Wie bereits erwähnt, garantiert die EMRK gemäß der Rechtsprechung des EGMR (vgl. aktuell SISOJEVA u.a. gg. Lettland, 16.06.2005, Bsw. Nr. 60.654/00) Ausländern kein Recht auf Einreise und Aufenthalt in einem bestimmten Staat. Unter gewissen Umständen können von den Staaten getroffene Entscheidungen auf dem Gebiet des Aufenthaltsrechts (z. B. eine Ausweisungsentscheidung) aber auch in das nach Artikel 8 EMRK geschützte Privatleben eines Fremden eingreifen (wie im Fall SISOJEVA u.a. gg. Lettland oder BAGHLI gg. Frankreich, 30.11.1999, Bsw. Nr. 34374/97; ebenso die Rsp. des Verfassungsgerichtshofes; vgl. dazu VfSlg 10.737/1985; VfSlg 13.660/1993).
Im Lichte der Rechtsprechung des EGMR zur Ausweisungs- und Abschiebungspraxis der Vertragsstaaten dürfte es für den Schutzbereich des Anspruches auf Achtung des Privatlebens nach Artikel 8 EMRK hingegen nicht ausschlaggebend sein, ob der Aufenthalt des Ausländers - im Sinne einer Art „Handreichung des Staates“ - zumindest vorübergehend rechtmäßig war (vgl. Ghiban gg. Deutschland, 16.09.2004, 11103/03; Dragan gg.

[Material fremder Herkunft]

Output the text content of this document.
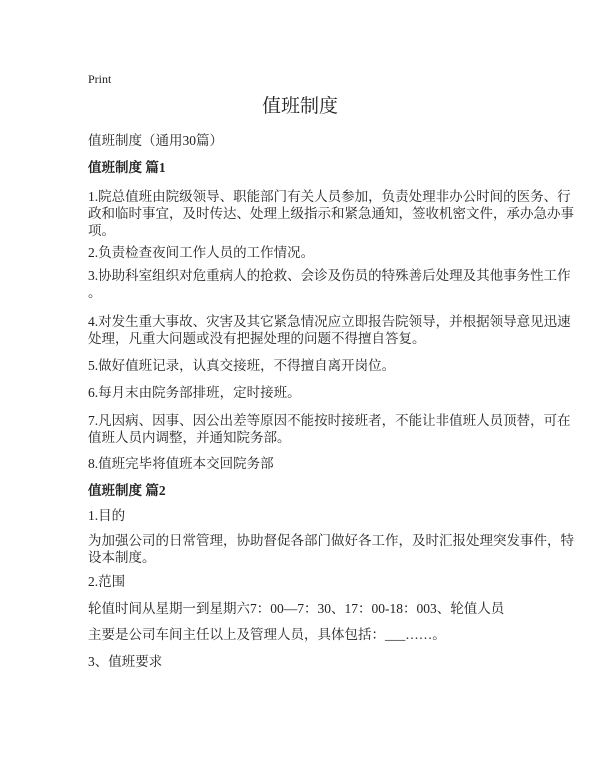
Print
值班制度
值班制度（通用30篇）
值班制度 篇1
1.院总值班由院级领导、职能部门有关人员参加，负责处理非办公时间的医务、行
政和临时事宜，及时传达、处理上级指示和紧急通知，签收机密文件，承办急办事
项。
2.负责检查夜间工作人员的工作情况。
3.协助科室组织对危重病人的抢救、会诊及伤员的特殊善后处理及其他事务性工作
。
4.对发生重大事故、灾害及其它紧急情况应立即报告院领导，并根据领导意见迅速
处理，凡重大问题或没有把握处理的问题不得擅自答复。
5.做好值班记录，认真交接班，不得擅自离开岗位。
6.每月末由院务部排班，定时接班。
7.凡因病、因事、因公出差等原因不能按时接班者，不能让非值班人员顶替，可在
值班人员内调整，并通知院务部。
8.值班完毕将值班本交回院务部
值班制度 篇2
1.目的
为加强公司的日常管理，协助督促各部门做好各工作，及时汇报处理突发事件，特
设本制度。
2.范围
轮值时间从星期一到星期六7：00—7：30、17：00-18：003、轮值人员
主要是公司车间主任以上及管理人员，具体包括：___……。
3、值班要求
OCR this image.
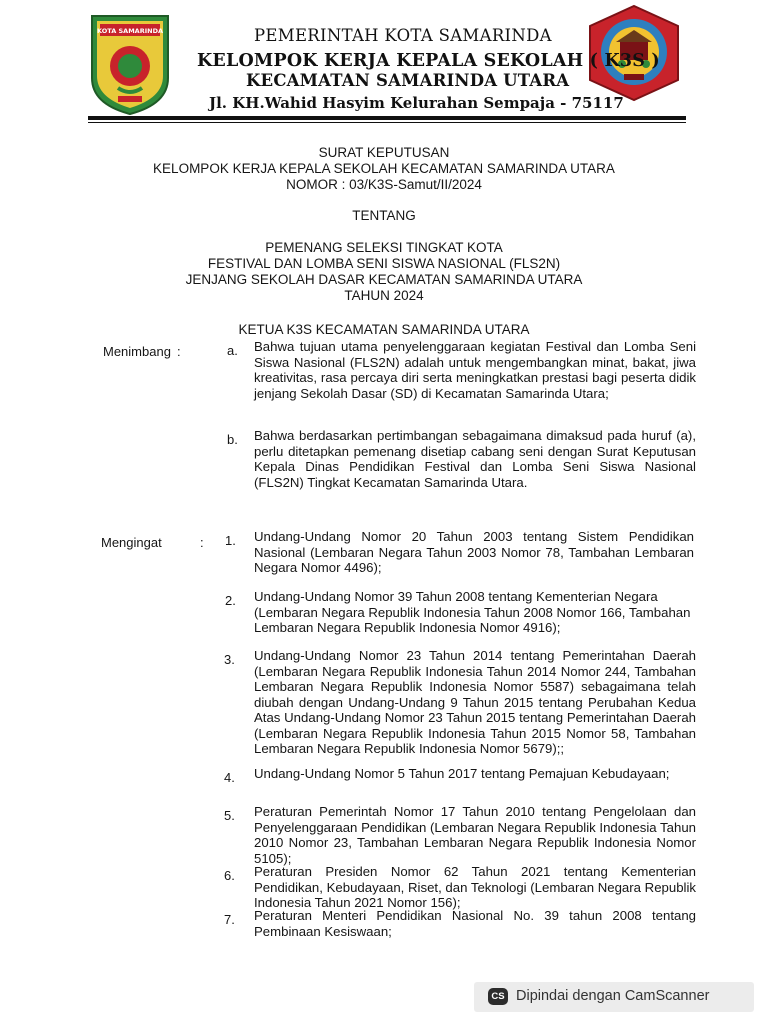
KOTA SAMARINDA	PEMERINTAH KOTA SAMARINDA
KELOMPOK KERJA KEPALA SEKOLAH ( K3S )
KECAMATAN SAMARINDA UTARA
Jl. KH.Wahid Hasyim Kelurahan Sempaja - 75117
SURAT KEPUTUSAN
KELOMPOK KERJA KEPALA SEKOLAH KECAMATAN SAMARINDA UTARA
NOMOR : 03/K3S-Samut/II/2024
TENTANG
PEMENANG SELEKSI TINGKAT KOTA
FESTIVAL DAN LOMBA SENI SISWA NASIONAL (FLS2N)
JENJANG SEKOLAH DASAR KECAMATAN SAMARINDA UTARA
TAHUN 2024
KETUA K3S KECAMATAN SAMARINDA UTARA
Menimbang :	a. Bahwa tujuan utama penyelenggaraan kegiatan Festival dan Lomba Seni Siswa Nasional (FLS2N) adalah untuk mengembangkan minat, bakat, jiwa kreativitas, rasa percaya diri serta meningkatkan prestasi bagi peserta didik jenjang Sekolah Dasar (SD) di Kecamatan Samarinda Utara;
b. Bahwa berdasarkan pertimbangan sebagaimana dimaksud pada huruf (a), perlu ditetapkan pemenang disetiap cabang seni dengan Surat Keputusan Kepala Dinas Pendidikan Festival dan Lomba Seni Siswa Nasional (FLS2N) Tingkat Kecamatan Samarinda Utara.
Mengingat	: 1. Undang-Undang Nomor 20 Tahun 2003 tentang Sistem Pendidikan Nasional (Lembaran Negara Tahun 2003 Nomor 78, Tambahan Lembaran Negara Nomor 4496);
2. Undang-Undang Nomor 39 Tahun 2008 tentang Kementerian Negara (Lembaran Negara Republik Indonesia Tahun 2008 Nomor 166, Tambahan Lembaran Negara Republik Indonesia Nomor 4916);
3. Undang-Undang Nomor 23 Tahun 2014 tentang Pemerintahan Daerah (Lembaran Negara Republik Indonesia Tahun 2014 Nomor 244, Tambahan Lembaran Negara Republik Indonesia Nomor 5587) sebagaimana telah diubah dengan Undang-Undang 9 Tahun 2015 tentang Perubahan Kedua Atas Undang-Undang Nomor 23 Tahun 2015 tentang Pemerintahan Daerah (Lembaran Negara Republik Indonesia Tahun 2015 Nomor 58, Tambahan Lembaran Negara Republik Indonesia Nomor 5679);;
4. Undang-Undang Nomor 5 Tahun 2017 tentang Pemajuan Kebudayaan;
5. Peraturan Pemerintah Nomor 17 Tahun 2010 tentang Pengelolaan dan Penyelenggaraan Pendidikan (Lembaran Negara Republik Indonesia Tahun 2010 Nomor 23, Tambahan Lembaran Negara Republik Indonesia Nomor 5105);
6. Peraturan Presiden Nomor 62 Tahun 2021 tentang Kementerian Pendidikan, Kebudayaan, Riset, dan Teknologi (Lembaran Negara Republik Indonesia Tahun 2021 Nomor 156);
7. Peraturan Menteri Pendidikan Nasional No. 39 tahun 2008 tentang Pembinaan Kesiswaan;
CS Dipindai dengan CamScanner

Deutschland, 07.10.2004, Bsw. Nr. 33743/03; SISOJEVA (aaO.)) bzw. inwieweit die Behörden durch ihr Verhalten dazu beigetragen haben, dass der Aufenthalt des Betreffenden bislang nicht beendet wurde.
Wenn man – wie die aktuelle Judikaturentwicklung des EGMR auch erkennen lässt – dem Aufenthaltsstatus des Fremden für die Beurteilung des Vorliegens eines Eingriffes in das durch Artikel 8 EMRK geschützte Privatleben keine Relevanz beimisst, so wird die Frage der Rechtmäßigkeit des Aufenthalts jedenfalls im Rahmen der Schrankenprüfung nach Artikel 8 Absatz 2 EMRK Berücksichtigung zu finden haben.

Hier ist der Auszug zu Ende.